2.4 Asthma
Asthma is one of the most prevalent chronic inflammatory diseases, typically characterized by airway hyperresponsiveness and airway obstruction, and nonspecific airway symptoms caused by specific triggers (such as allergens, environmental factors, infections, etc.). Airway remodeling, including thickening of the airway wall and narrowing of the airway, can occur in younger children as a result of epithelial injury, cilia failure, cupular cell proliferation, fibroblasts, and growth of airway smooth muscle cells[89]. For now, there are approximately 300 million asthma patients worldwide[90]. Over the last 40 years, there has been a significant surge on the prevalence, morbidity and mortality associated with asthma among children[91].

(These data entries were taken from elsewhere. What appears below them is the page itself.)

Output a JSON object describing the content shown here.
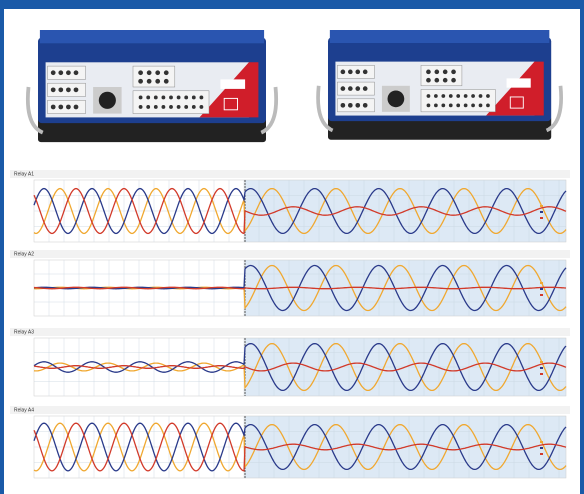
{
  "panels": [
    {
      "label": "Relay A1"
    },
    {
      "label": "Relay A2"
    },
    {
      "label": "Relay A3"
    },
    {
      "label": "Relay A4"
    }
  ]
}
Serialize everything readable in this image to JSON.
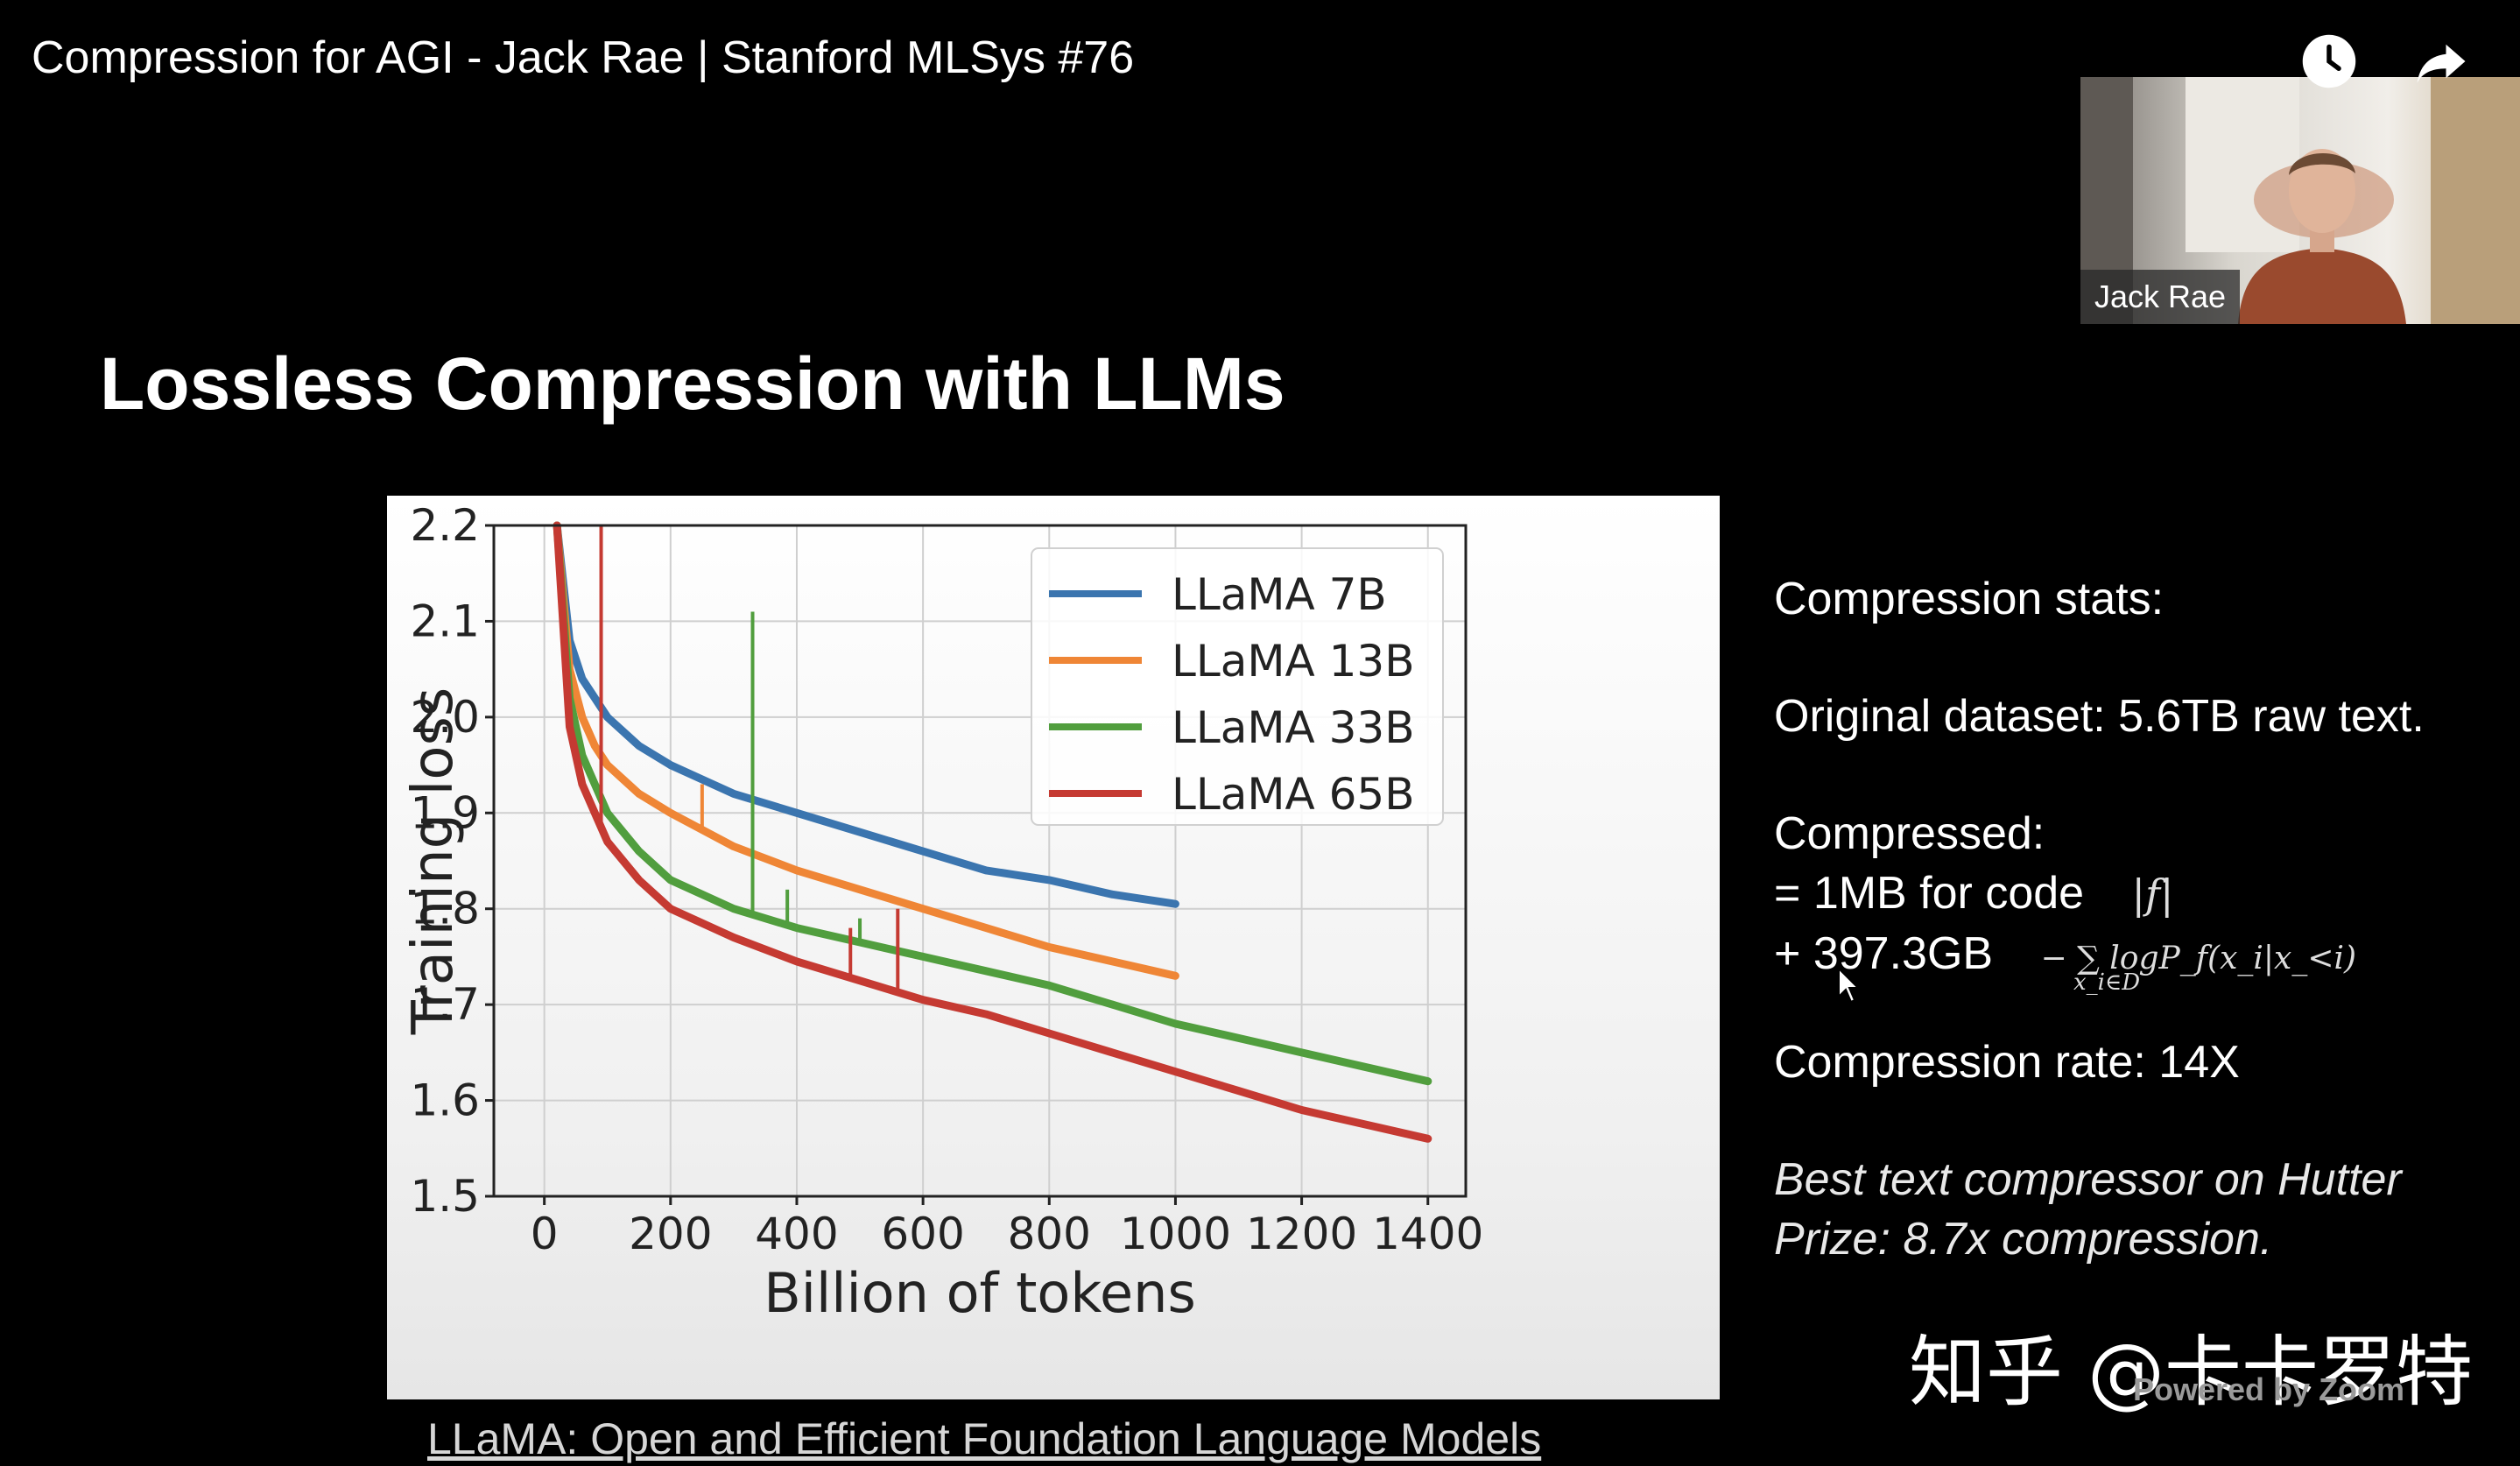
{
  "video": {
    "title": "Compression for AGI - Jack Rae | Stanford MLSys #76",
    "watch_later_icon": "clock-icon",
    "share_icon": "share-arrow-icon"
  },
  "presenter": {
    "name": "Jack Rae"
  },
  "slide": {
    "title": "Lossless Compression with LLMs",
    "stats": {
      "heading": "Compression stats:",
      "original": "Original dataset: 5.6TB raw text.",
      "compressed_label": "Compressed:",
      "code_line": "= 1MB for code",
      "code_formula": "|f|",
      "data_line": "+ 397.3GB",
      "data_formula": "− ∑ logP_f(x_i|x_<i)",
      "data_formula_sub": "x_i∈D",
      "rate": "Compression rate: 14X",
      "hutter_line1": "Best text compressor on Hutter",
      "hutter_line2": "Prize: 8.7x compression."
    },
    "paper_link": "LLaMA: Open and Efficient Foundation Language Models"
  },
  "watermark": {
    "text": "知乎 @卡卡罗特",
    "powered": "Powered by Zoom"
  },
  "chart_data": {
    "type": "line",
    "title": "",
    "xlabel": "Billion of tokens",
    "ylabel": "Training loss",
    "xlim": [
      -80,
      1460
    ],
    "ylim": [
      1.5,
      2.2
    ],
    "xticks": [
      0,
      200,
      400,
      600,
      800,
      1000,
      1200,
      1400
    ],
    "yticks": [
      1.5,
      1.6,
      1.7,
      1.8,
      1.9,
      2.0,
      2.1,
      2.2
    ],
    "grid": true,
    "legend_position": "top-right",
    "series": [
      {
        "name": "LLaMA 7B",
        "color": "#3b75af",
        "x": [
          20,
          40,
          60,
          80,
          100,
          150,
          200,
          300,
          400,
          500,
          600,
          700,
          800,
          900,
          1000
        ],
        "y": [
          2.2,
          2.08,
          2.04,
          2.02,
          2.0,
          1.97,
          1.95,
          1.92,
          1.9,
          1.88,
          1.86,
          1.84,
          1.83,
          1.815,
          1.805
        ]
      },
      {
        "name": "LLaMA 13B",
        "color": "#ef8636",
        "x": [
          20,
          40,
          60,
          80,
          100,
          150,
          200,
          300,
          400,
          500,
          600,
          700,
          800,
          900,
          1000
        ],
        "y": [
          2.2,
          2.05,
          2.0,
          1.97,
          1.95,
          1.92,
          1.9,
          1.865,
          1.84,
          1.82,
          1.8,
          1.78,
          1.76,
          1.745,
          1.73
        ]
      },
      {
        "name": "LLaMA 33B",
        "color": "#519e3e",
        "x": [
          20,
          40,
          60,
          80,
          100,
          150,
          200,
          300,
          400,
          500,
          600,
          700,
          800,
          900,
          1000,
          1100,
          1200,
          1300,
          1400
        ],
        "y": [
          2.2,
          2.02,
          1.96,
          1.93,
          1.9,
          1.86,
          1.83,
          1.8,
          1.78,
          1.765,
          1.75,
          1.735,
          1.72,
          1.7,
          1.68,
          1.665,
          1.65,
          1.635,
          1.62
        ]
      },
      {
        "name": "LLaMA 65B",
        "color": "#c53a32",
        "x": [
          20,
          40,
          60,
          80,
          100,
          150,
          200,
          300,
          400,
          500,
          600,
          700,
          800,
          900,
          1000,
          1100,
          1200,
          1300,
          1400
        ],
        "y": [
          2.2,
          1.99,
          1.93,
          1.9,
          1.87,
          1.83,
          1.8,
          1.77,
          1.745,
          1.725,
          1.705,
          1.69,
          1.67,
          1.65,
          1.63,
          1.61,
          1.59,
          1.575,
          1.56
        ]
      }
    ],
    "spikes": [
      {
        "series": 3,
        "x": 90,
        "top": 2.2
      },
      {
        "series": 2,
        "x": 330,
        "top": 2.11
      },
      {
        "series": 1,
        "x": 250,
        "top": 1.93
      },
      {
        "series": 2,
        "x": 385,
        "top": 1.82
      },
      {
        "series": 3,
        "x": 485,
        "top": 1.78
      },
      {
        "series": 2,
        "x": 500,
        "top": 1.79
      },
      {
        "series": 3,
        "x": 560,
        "top": 1.8
      }
    ]
  }
}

Through its association with miR-124, lnc-NEAT1 triggers the release of a number of inflammatory cytokines, and it is linked to a high risk of severe asthma exacerbations [92]. Besides this, lnc PVT1 suppresses the expression of miR-149, increases inflammation in small airway epithelial cells, and impairs cellular defense barrier function[93]. Asthma-related lung inflammation is mediated by CD4+ T cells, and asthma development is facilitated by enhanced T cell differentiation of Th2 cells. Asthma-induced lung inflammation is amplified as lnc MALAT1 competitively binds miR-155 with CTLA-4 through a ceRNA mechanism. This can boost CTLA-4 expression, which in turn causes up- and down-regulation of the essential Th1/Th2 transcription regulators T-bet and GATA3[94].

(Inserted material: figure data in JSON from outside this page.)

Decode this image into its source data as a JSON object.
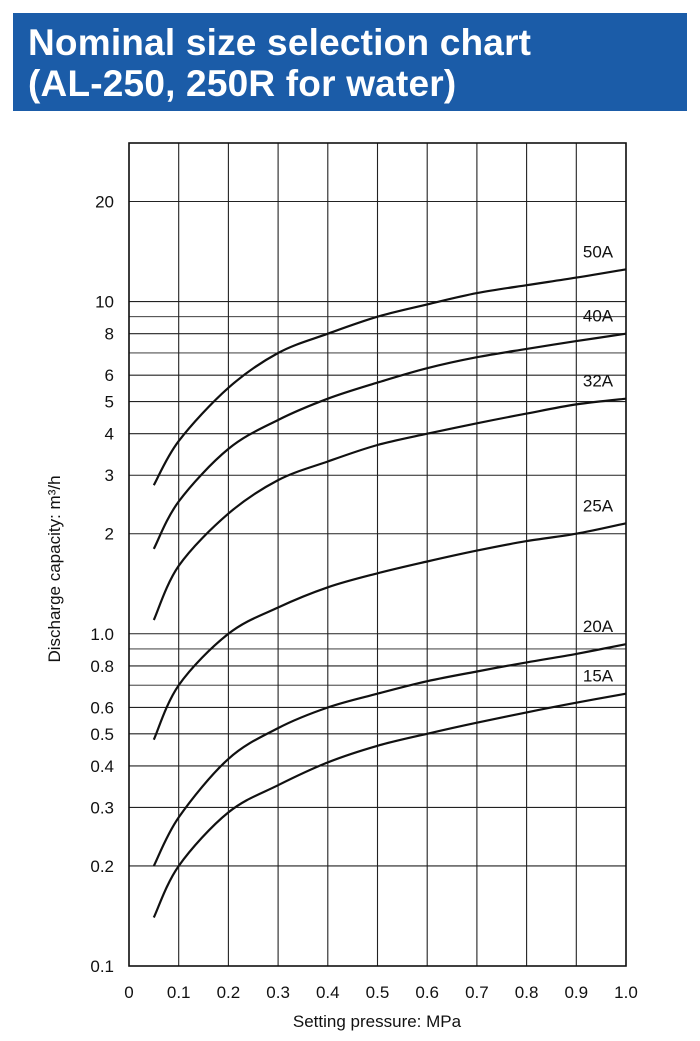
{
  "header": {
    "title_line1": "Nominal size selection chart",
    "title_line2": "(AL-250, 250R for water)"
  },
  "colors": {
    "header_bg": "#1b5ca8",
    "header_text": "#ffffff",
    "line": "#111111",
    "grid": "#222222"
  },
  "chart_data": {
    "type": "line",
    "xlabel": "Setting pressure: MPa",
    "ylabel": "Discharge capacity: m³/h",
    "xlim": [
      0,
      1.0
    ],
    "ylim": [
      0.1,
      30
    ],
    "yscale": "log",
    "grid": true,
    "x_ticks": [
      0,
      0.1,
      0.2,
      0.3,
      0.4,
      0.5,
      0.6,
      0.7,
      0.8,
      0.9,
      1.0
    ],
    "x_tick_labels": [
      "0",
      "0.1",
      "0.2",
      "0.3",
      "0.4",
      "0.5",
      "0.6",
      "0.7",
      "0.8",
      "0.9",
      "1.0"
    ],
    "y_ticks": [
      0.1,
      0.2,
      0.3,
      0.4,
      0.5,
      0.6,
      0.8,
      1.0,
      2,
      3,
      4,
      5,
      6,
      8,
      10,
      20
    ],
    "y_tick_labels": [
      "0.1",
      "0.2",
      "0.3",
      "0.4",
      "0.5",
      "0.6",
      "0.8",
      "1.0",
      "2",
      "3",
      "4",
      "5",
      "6",
      "8",
      "10",
      "20"
    ],
    "y_minor_grid": [
      0.7,
      0.9,
      7,
      9
    ],
    "series": [
      {
        "name": "50A",
        "x": [
          0.05,
          0.1,
          0.2,
          0.3,
          0.4,
          0.5,
          0.6,
          0.7,
          0.8,
          0.9,
          1.0
        ],
        "y": [
          2.8,
          3.8,
          5.5,
          7.0,
          8.0,
          9.0,
          9.8,
          10.6,
          11.2,
          11.8,
          12.5
        ]
      },
      {
        "name": "40A",
        "x": [
          0.05,
          0.1,
          0.2,
          0.3,
          0.4,
          0.5,
          0.6,
          0.7,
          0.8,
          0.9,
          1.0
        ],
        "y": [
          1.8,
          2.5,
          3.6,
          4.4,
          5.1,
          5.7,
          6.3,
          6.8,
          7.2,
          7.6,
          8.0
        ]
      },
      {
        "name": "32A",
        "x": [
          0.05,
          0.1,
          0.2,
          0.3,
          0.4,
          0.5,
          0.6,
          0.7,
          0.8,
          0.9,
          1.0
        ],
        "y": [
          1.1,
          1.6,
          2.3,
          2.9,
          3.3,
          3.7,
          4.0,
          4.3,
          4.6,
          4.9,
          5.1
        ]
      },
      {
        "name": "25A",
        "x": [
          0.05,
          0.1,
          0.2,
          0.3,
          0.4,
          0.5,
          0.6,
          0.7,
          0.8,
          0.9,
          1.0
        ],
        "y": [
          0.48,
          0.7,
          1.0,
          1.2,
          1.38,
          1.52,
          1.65,
          1.78,
          1.9,
          2.0,
          2.15
        ]
      },
      {
        "name": "20A",
        "x": [
          0.05,
          0.1,
          0.2,
          0.3,
          0.4,
          0.5,
          0.6,
          0.7,
          0.8,
          0.9,
          1.0
        ],
        "y": [
          0.2,
          0.28,
          0.42,
          0.52,
          0.6,
          0.66,
          0.72,
          0.77,
          0.82,
          0.87,
          0.93
        ]
      },
      {
        "name": "15A",
        "x": [
          0.05,
          0.1,
          0.2,
          0.3,
          0.4,
          0.5,
          0.6,
          0.7,
          0.8,
          0.9,
          1.0
        ],
        "y": [
          0.14,
          0.2,
          0.29,
          0.35,
          0.41,
          0.46,
          0.5,
          0.54,
          0.58,
          0.62,
          0.66
        ]
      }
    ]
  }
}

Airway smooth muscle cells (ASM) are the primary effector cells in asthma, and several studies have revealed that ASM cells proliferate in asthma patients and promote a more contractile ASM phenotype in response to inflammatory factor stimulation[95]. The upstream lnc NEAT1 was identified to modulate SLC26A2 expression by targeting miR-9-5p, enhance ASM cell proliferation, migration, contraction, and boost inflammation in child asthma patients[96].

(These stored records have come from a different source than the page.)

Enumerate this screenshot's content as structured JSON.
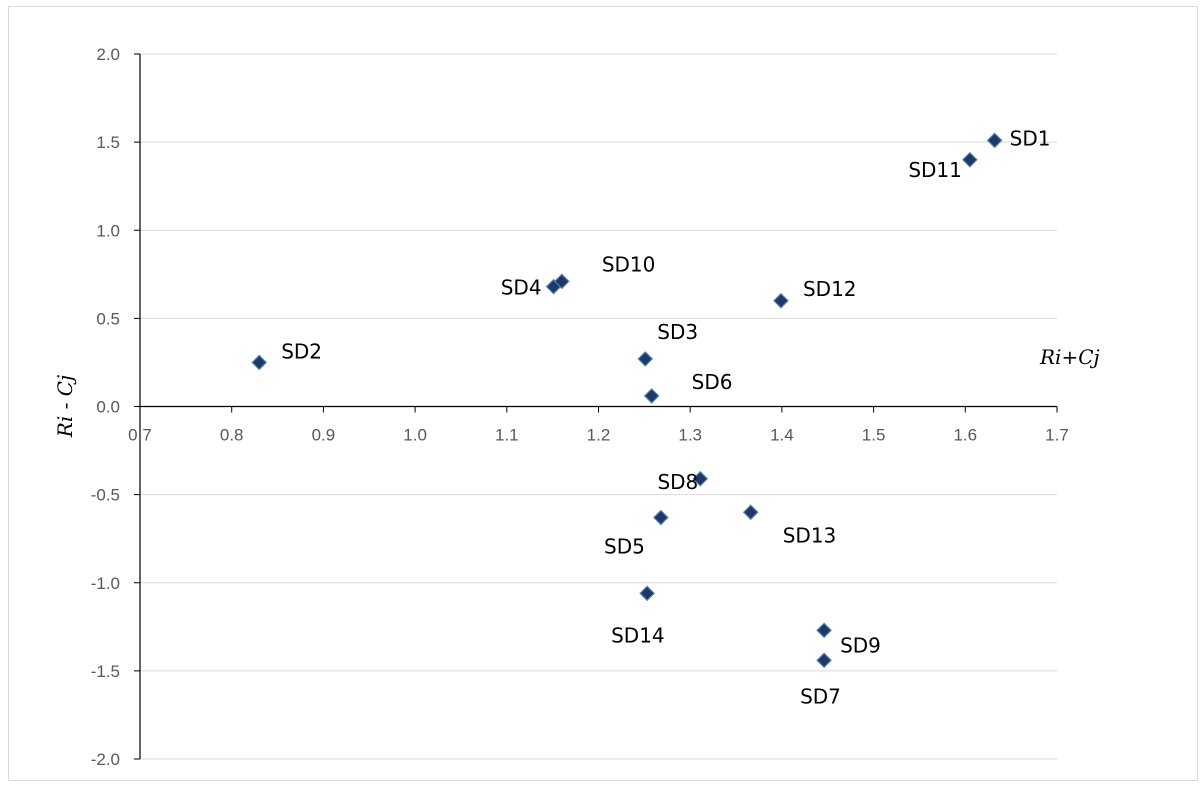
{
  "chart_data": {
    "type": "scatter",
    "xlabel": "Ri+Cj",
    "ylabel": "Ri - Cj",
    "xlim": [
      0.7,
      1.7
    ],
    "ylim": [
      -2.0,
      2.0
    ],
    "xticks": [
      "0.7",
      "0.8",
      "0.9",
      "1.0",
      "1.1",
      "1.2",
      "1.3",
      "1.4",
      "1.5",
      "1.6",
      "1.7"
    ],
    "yticks": [
      "2.0",
      "1.5",
      "1.0",
      "0.5",
      "0.0",
      "-0.5",
      "-1.0",
      "-1.5",
      "-2.0"
    ],
    "grid": "horizontal",
    "marker_color": "#1f3864",
    "marker_stroke": "#4f81bd",
    "points": [
      {
        "label": "SD1",
        "x": 1.632,
        "y": 1.51
      },
      {
        "label": "SD2",
        "x": 0.83,
        "y": 0.25
      },
      {
        "label": "SD3",
        "x": 1.251,
        "y": 0.27
      },
      {
        "label": "SD4",
        "x": 1.151,
        "y": 0.68
      },
      {
        "label": "SD5",
        "x": 1.268,
        "y": -0.63
      },
      {
        "label": "SD6",
        "x": 1.258,
        "y": 0.06
      },
      {
        "label": "SD7",
        "x": 1.446,
        "y": -1.44
      },
      {
        "label": "SD8",
        "x": 1.311,
        "y": -0.41
      },
      {
        "label": "SD9",
        "x": 1.446,
        "y": -1.27
      },
      {
        "label": "SD10",
        "x": 1.16,
        "y": 0.71
      },
      {
        "label": "SD11",
        "x": 1.605,
        "y": 1.4
      },
      {
        "label": "SD12",
        "x": 1.399,
        "y": 0.6
      },
      {
        "label": "SD13",
        "x": 1.366,
        "y": -0.6
      },
      {
        "label": "SD14",
        "x": 1.253,
        "y": -1.06
      }
    ]
  }
}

Platelet-derived growth factor BB (PDGF-BB) stimulates Malat1 expression in airway smooth muscle cells, Malat1 interacts with miR-150 by a ceRNA mechanism, significantly enhances the essential translation initiation factor, eIF4E, and Akt signaling, promotes airway smooth muscle cells proliferation and migration, airway remodeling in asthma[97]. Meanwhile, there are studies demonstrated that lnc GAS5 acts on miR-10a/BDNF axis[98], lnc PVT1 acts on miR-590-5p/FSTL1 axis[99], lnc Malat1 acts on miR-150-eIF4E/AKT axis[100] influencing ASM cell proliferation and migration in asthma.